“No, we don’t have to carry water to the beach. We can get it out of the ocean.” This was my comment to the kids offering to help haul the launch equipment. Of course this was forgetting that near-shore ocean water contains suspended sand which is not friendly to pop bottles sliding up a launch pipe. That was the first encounter with the “Beach Factors” impact on launching during our July 12 event.
The second run-in came when the air tubing popped off from the bicycle pump and then from the bottom of the launching stem. This was a vivid reminder that 95 degree temperatures soften plastic tubing. I guess we were over-confident after a dozen successful launches in Schuylerville and Buffalo, N.Y. and Frederick, M.D.
After getting a supply of fresh water, rinsing and putting Vaseline on the launching pole and reattaching the tubing, we successfully launched several diverse rockets. However, there was my daughter Katie’s rocket “the flying Cucumber ” which would prove to be the only 2-liter pop bottle which didn’t fit the Â½” pvc launch pipe. We just threw that one in the air.

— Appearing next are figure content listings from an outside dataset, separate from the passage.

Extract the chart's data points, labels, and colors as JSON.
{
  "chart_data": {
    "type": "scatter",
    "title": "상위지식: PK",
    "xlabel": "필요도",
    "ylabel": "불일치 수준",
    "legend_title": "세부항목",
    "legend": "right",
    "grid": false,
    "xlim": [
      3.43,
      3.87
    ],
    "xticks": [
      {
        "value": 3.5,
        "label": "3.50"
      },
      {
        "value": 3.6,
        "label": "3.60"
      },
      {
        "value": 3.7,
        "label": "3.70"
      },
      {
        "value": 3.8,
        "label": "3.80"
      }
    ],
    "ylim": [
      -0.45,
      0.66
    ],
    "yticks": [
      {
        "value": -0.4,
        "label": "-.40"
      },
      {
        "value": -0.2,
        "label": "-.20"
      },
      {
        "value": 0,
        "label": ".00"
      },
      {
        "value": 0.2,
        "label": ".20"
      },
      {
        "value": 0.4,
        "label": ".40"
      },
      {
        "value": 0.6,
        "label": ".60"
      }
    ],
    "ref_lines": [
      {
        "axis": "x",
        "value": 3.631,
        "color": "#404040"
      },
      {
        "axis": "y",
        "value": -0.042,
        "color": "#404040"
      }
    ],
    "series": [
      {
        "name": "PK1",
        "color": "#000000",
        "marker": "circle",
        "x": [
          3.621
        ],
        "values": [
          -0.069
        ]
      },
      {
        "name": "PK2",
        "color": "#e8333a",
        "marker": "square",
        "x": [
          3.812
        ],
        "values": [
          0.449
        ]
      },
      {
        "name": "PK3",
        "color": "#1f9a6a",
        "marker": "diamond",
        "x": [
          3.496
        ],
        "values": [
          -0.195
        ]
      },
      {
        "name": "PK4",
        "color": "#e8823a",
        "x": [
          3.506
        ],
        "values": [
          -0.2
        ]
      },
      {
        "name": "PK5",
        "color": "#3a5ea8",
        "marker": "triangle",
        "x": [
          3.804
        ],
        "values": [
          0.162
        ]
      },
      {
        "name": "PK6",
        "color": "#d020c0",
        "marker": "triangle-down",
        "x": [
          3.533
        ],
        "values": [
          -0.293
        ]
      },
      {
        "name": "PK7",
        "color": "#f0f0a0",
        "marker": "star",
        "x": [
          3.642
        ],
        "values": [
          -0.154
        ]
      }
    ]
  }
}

Some rockets soared 300 feet, then fell like arrows and buried their nose cones in the sand. Others tumbled, had fins and nose cones fall off. The most innovative was the grass skirt design formed with palmetto branches taped around the bottom which trailed behind as the rocket made its short but impressive flight.
On the last launch, the bicycle pump operator, an adventurous nephew, increased the pressure to 83 pounds from the 70 pounds used on other launches. This sent my, Mr. Hayhurst design, parachute-carrying rocket to new heights. The nose cone came off – as planned. The rocket fell away – not as planned. And as we all stood and cheered the parachute carrying the nose cone (a dollar store funnel) floated ever farther away, over the tree line, over the roof of one of the multi-million dollar mansions – never to be recovered.
Thanks “Make” for giving us the launcher plans that made it all possible.